A comparative analysis on question classification task based on deep learning approaches

Muhammad Zulqarnain; Ahmed Khalaf Zager Alsaedi; Rozaida Ghazali; Muhammad Ghulam Ghouse; Wareesa Sharif; Noor Aida Husaini

doi:10.7717/peerj-cs.570

A comparative analysis on question classification task based on deep learning approaches

PeerJ Comput Sci. 2021 Aug 3:7:e570. doi: 10.7717/peerj-cs.570. eCollection 2021.

Authors

Muhammad Zulqarnain¹, Ahmed Khalaf Zager Alsaedi², Rozaida Ghazali¹, Muhammad Ghulam Ghouse¹, Wareesa Sharif³, Noor Aida Husaini¹

Affiliations

¹ Faculty of Computer Science and Information Technology, Universiti Tun Hussein Onn Malaysia (UTHM), Batu Pahat, Johor, Malaysia.
² Physic Department, College of Science, University of Misan, Iraq.
³ Faculty of Computing, The Islamia University Bahawalpur, Bahawalpur, Punjab, Pakistan.

Abstract

Question classification is one of the essential tasks for automatic question answering implementation in natural language processing (NLP). Recently, there have been several text-mining issues such as text classification, document categorization, web mining, sentiment analysis, and spam filtering that have been successfully achieved by deep learning approaches. In this study, we illustrated and investigated our work on certain deep learning approaches for question classification tasks in an extremely inflected Turkish language. In this study, we trained and tested the deep learning architectures on the questions dataset in Turkish. In addition to this, we used three main deep learning approaches (Gated Recurrent Unit (GRU), Long Short-Term Memory (LSTM), Convolutional Neural Networks (CNN)) and we also applied two different deep learning combinations of CNN-GRU and CNN-LSTM architectures. Furthermore, we applied the Word2vec technique with both skip-gram and CBOW methods for word embedding with various vector sizes on a large corpus composed of user questions. By comparing analysis, we conducted an experiment on deep learning architectures based on test and 10-cross fold validation accuracy. Experiment results were obtained to illustrate the effectiveness of various Word2vec techniques that have a considerable impact on the accuracy rate using different deep learning approaches. We attained an accuracy of 93.7% by using these techniques on the question dataset.

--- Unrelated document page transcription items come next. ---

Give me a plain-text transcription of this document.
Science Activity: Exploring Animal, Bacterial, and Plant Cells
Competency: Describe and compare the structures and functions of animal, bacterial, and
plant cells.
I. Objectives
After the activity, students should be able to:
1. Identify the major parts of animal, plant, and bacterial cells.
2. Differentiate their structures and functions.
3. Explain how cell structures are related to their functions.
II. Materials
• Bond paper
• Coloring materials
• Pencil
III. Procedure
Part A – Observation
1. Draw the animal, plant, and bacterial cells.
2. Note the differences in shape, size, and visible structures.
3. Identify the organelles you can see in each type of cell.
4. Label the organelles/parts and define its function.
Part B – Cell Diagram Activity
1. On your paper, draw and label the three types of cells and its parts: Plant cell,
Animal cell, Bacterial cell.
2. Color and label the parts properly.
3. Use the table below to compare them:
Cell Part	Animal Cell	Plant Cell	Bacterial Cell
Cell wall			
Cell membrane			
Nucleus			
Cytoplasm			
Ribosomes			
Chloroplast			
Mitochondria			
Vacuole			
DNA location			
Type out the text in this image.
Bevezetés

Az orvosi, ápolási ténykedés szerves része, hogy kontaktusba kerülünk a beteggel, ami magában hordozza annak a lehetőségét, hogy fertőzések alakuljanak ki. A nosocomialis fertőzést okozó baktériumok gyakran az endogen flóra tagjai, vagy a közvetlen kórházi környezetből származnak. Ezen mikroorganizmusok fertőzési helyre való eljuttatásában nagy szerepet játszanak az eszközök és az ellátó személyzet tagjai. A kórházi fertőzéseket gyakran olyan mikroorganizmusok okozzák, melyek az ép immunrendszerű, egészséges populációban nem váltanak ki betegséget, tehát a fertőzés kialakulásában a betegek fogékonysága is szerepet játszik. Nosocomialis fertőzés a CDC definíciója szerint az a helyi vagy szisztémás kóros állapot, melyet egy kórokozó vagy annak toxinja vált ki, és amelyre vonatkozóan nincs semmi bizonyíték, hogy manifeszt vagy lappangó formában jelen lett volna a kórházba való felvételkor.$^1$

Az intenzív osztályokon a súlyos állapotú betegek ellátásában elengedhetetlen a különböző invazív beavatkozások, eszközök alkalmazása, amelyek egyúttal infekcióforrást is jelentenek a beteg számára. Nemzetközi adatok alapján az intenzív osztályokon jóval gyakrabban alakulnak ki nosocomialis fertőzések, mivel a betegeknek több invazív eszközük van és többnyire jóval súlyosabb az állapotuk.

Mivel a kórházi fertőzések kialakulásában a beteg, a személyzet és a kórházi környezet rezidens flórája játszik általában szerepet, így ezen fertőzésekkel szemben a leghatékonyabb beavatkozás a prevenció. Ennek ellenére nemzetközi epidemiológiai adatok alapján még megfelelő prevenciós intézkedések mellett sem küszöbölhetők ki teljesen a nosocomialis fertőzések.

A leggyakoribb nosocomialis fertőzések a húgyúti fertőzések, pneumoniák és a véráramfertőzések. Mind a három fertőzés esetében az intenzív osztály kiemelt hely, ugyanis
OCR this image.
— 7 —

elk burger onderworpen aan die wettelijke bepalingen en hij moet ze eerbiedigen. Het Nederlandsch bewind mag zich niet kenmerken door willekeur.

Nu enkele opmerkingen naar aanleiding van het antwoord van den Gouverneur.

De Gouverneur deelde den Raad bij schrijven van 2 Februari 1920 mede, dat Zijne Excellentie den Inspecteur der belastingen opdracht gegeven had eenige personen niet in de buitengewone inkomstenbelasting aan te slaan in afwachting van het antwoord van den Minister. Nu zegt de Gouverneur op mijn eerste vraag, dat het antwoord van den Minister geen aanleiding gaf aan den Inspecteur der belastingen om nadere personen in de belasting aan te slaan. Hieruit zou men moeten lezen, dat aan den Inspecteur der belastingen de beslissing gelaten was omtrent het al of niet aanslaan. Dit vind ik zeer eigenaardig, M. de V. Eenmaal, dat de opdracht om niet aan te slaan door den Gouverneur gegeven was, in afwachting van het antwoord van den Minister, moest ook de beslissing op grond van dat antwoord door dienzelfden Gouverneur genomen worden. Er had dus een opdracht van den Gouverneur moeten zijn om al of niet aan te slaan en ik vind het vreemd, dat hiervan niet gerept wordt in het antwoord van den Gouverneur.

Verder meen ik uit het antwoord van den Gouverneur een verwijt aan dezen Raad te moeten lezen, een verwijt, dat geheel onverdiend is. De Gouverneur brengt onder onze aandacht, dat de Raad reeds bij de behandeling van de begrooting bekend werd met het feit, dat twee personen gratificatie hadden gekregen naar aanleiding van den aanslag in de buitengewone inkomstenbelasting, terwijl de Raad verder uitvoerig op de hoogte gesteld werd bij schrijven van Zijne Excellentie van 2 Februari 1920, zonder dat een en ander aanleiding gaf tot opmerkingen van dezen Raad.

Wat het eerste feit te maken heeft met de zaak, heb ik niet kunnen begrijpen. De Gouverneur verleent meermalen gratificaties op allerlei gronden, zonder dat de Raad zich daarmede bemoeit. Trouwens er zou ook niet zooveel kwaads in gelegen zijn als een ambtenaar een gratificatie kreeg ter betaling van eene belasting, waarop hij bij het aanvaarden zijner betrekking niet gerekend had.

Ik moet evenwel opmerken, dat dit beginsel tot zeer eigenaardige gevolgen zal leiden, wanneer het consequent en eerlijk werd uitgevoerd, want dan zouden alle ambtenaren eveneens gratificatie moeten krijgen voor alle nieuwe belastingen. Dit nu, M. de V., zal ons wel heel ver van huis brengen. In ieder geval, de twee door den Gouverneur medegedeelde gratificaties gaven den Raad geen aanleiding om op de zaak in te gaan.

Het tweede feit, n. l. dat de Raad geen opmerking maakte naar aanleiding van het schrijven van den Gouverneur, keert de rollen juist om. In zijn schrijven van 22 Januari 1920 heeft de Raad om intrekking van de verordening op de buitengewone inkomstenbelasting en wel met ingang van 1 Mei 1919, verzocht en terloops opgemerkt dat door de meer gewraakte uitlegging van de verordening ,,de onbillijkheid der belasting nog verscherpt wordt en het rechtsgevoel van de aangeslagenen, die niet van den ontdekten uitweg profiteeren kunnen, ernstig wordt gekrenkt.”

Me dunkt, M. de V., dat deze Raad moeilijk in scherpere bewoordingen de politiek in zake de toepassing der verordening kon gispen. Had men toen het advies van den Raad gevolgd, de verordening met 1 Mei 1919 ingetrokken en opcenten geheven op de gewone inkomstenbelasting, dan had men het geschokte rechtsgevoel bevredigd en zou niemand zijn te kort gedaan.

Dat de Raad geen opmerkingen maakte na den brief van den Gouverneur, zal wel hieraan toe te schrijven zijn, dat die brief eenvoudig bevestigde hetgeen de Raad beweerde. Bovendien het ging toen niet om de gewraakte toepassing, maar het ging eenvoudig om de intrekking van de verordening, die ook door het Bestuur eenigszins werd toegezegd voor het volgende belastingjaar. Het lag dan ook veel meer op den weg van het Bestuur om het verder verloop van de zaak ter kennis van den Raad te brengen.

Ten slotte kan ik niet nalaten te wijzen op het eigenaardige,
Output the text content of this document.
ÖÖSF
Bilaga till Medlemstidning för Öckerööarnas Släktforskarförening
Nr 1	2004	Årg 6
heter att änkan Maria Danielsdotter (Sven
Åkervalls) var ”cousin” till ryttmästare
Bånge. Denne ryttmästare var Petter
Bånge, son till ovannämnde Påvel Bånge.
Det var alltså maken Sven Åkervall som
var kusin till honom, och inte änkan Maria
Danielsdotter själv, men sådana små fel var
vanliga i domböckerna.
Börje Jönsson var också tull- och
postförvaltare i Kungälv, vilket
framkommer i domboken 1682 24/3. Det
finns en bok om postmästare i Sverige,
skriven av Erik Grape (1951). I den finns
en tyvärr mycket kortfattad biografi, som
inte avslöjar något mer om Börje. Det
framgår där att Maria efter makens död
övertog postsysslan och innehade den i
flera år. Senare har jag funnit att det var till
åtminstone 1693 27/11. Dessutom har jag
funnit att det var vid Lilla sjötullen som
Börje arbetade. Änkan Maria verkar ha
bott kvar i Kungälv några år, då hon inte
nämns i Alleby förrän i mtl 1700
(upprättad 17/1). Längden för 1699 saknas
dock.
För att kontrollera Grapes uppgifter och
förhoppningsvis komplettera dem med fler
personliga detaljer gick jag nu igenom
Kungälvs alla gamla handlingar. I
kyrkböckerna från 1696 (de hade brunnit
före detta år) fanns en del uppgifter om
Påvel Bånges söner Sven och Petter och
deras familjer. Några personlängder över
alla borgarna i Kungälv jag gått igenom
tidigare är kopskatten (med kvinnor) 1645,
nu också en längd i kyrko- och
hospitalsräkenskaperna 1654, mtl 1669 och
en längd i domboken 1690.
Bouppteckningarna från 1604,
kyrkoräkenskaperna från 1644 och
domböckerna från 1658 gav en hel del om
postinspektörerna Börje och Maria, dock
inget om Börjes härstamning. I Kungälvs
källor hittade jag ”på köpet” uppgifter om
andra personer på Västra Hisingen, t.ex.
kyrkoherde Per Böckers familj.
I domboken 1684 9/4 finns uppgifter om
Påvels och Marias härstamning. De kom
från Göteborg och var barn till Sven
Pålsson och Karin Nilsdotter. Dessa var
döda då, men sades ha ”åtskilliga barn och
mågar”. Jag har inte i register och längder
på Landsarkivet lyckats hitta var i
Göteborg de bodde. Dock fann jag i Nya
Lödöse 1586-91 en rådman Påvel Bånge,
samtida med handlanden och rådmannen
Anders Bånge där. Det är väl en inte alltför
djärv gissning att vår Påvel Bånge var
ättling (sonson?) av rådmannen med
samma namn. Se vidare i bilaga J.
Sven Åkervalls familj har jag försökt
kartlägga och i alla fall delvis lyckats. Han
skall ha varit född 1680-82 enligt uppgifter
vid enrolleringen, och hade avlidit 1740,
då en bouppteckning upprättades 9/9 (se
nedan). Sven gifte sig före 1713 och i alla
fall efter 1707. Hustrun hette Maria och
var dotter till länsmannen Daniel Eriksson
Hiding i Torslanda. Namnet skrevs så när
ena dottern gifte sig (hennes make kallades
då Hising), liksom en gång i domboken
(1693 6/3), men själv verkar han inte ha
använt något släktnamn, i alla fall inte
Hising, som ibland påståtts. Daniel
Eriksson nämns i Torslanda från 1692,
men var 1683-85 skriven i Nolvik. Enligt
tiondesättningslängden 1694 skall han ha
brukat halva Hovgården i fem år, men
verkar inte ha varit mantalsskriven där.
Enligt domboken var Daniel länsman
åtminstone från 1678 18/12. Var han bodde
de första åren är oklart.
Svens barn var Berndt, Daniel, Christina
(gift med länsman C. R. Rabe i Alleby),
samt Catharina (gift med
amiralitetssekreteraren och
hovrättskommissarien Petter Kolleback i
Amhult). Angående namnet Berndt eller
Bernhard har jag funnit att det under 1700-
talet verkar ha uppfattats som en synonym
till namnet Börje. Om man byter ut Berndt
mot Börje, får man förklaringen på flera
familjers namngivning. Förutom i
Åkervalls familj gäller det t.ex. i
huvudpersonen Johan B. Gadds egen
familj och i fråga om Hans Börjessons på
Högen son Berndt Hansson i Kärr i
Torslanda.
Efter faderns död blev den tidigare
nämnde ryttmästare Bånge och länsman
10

Keywords: CBOW; Convolutional neural networks; Gated recurrent unit; Long short term memory; Machine learning; Question classification; Skip-gram; Turkish dataset; Word2vec.

Grants and funding

This work was supported by the Ministry of Higher Education Malaysia (MOHE) and Universiti Tun Hussein Onn Malaysia for funding this research activity under the Fundamental Research Grant Scheme (FRGS/1/2017/ICT02/UTHM/02/5), vote no. 1641. The funders had no role in study design, data collection and analysis, decision to publish, or preparation of the manuscript.